Taranto mi è rimasta nel cuore. Sembrava di giocare a casa mia

Il gol ce l’ha nel sangue, vede la porta come pochi altri. Avrebbe meritato palcoscenici migliori ma non vuole sentirselo dire. Ha sulla pelle e nel cuore l’Estudiantes (“Appena torno a casa vado in curva a vedere la mia squadra del cuore”), sognava il calcio italiano (“Da sempre avrei voluto giocare in Italia. Sognavo San Siro e l’Olimpico, ma io il mio sogno l’ho realizzato giocando in Italia”) ed è ancora convinto che sia il calcio più bello del mondo. Gioca nel Jolly Montemurlo, vive in un paesino della Toscana, ma ha fatto innamorare la Puglia. Ha giocato nel Brindisi, continuando a segnare anche quando la società di fatto non esisteva più (e infatti sarebbe fallita qualche mese dopo), e ha fatto innamorare Taranto. Ha trovato nel profondo Sud lo stesso calore della sua Argentina: “Quando giocavo a Taranto o a Brindisi, in quelle piazze così calde, sembrava di giocare da noi. A casa mia”. Taranto si innamorò, lui si innamorò di Taranto: “Mi è rimasta nel cuore. Dopo l’Estudiantes per me è stato il massimo. È una città che con la Serie D non c’entra assolutamente niente”.

L’amore nel calcio è come quello nella vita: è uno solo

È un ragazzo tranquillo, è sposato e a breve diventerà padre. Ha la testa sulle spalle, crede nella famiglia e prima o poi tornerà a casa. In Argentina. Ci dà la dimensione del calcio, quello vero.
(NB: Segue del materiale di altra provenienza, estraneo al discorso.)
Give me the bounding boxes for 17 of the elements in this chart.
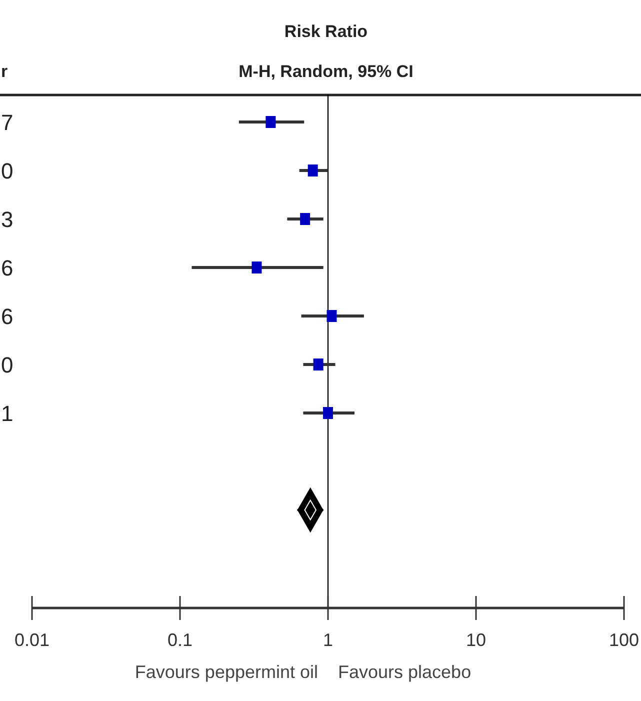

Quello di provincia, quello dei 200 tifosi a Montemurlo e quello dei 10.000 che acclamavano il suo nome dopo un gol a Taranto contro il Matera in una partita che sarebbe potuta valere un campionato. Va in doppia cifra praticamente sempre e nelle ultime due stagioni ha realizzato oltre 42 gol. Un attaccante così è difficile da trovare anche in Serie D. Gli brillano gli occhi quando parla del suo calcio, non ha malinconia nel rivivere la propria carriera. E quando gli chiedo se tifa qualche squadra in Italia mi risponde che “Non è possibile, l’amore nel calcio è come quello nella vita. È uno solo. Sono nato tifoso dell’Estudiantes e così morirò”. Chapeau, a un grande attaccante rimasto in provincia per scelta. Al bomber di La Plata che ha fatto innamorare il calcio italiano di provincia.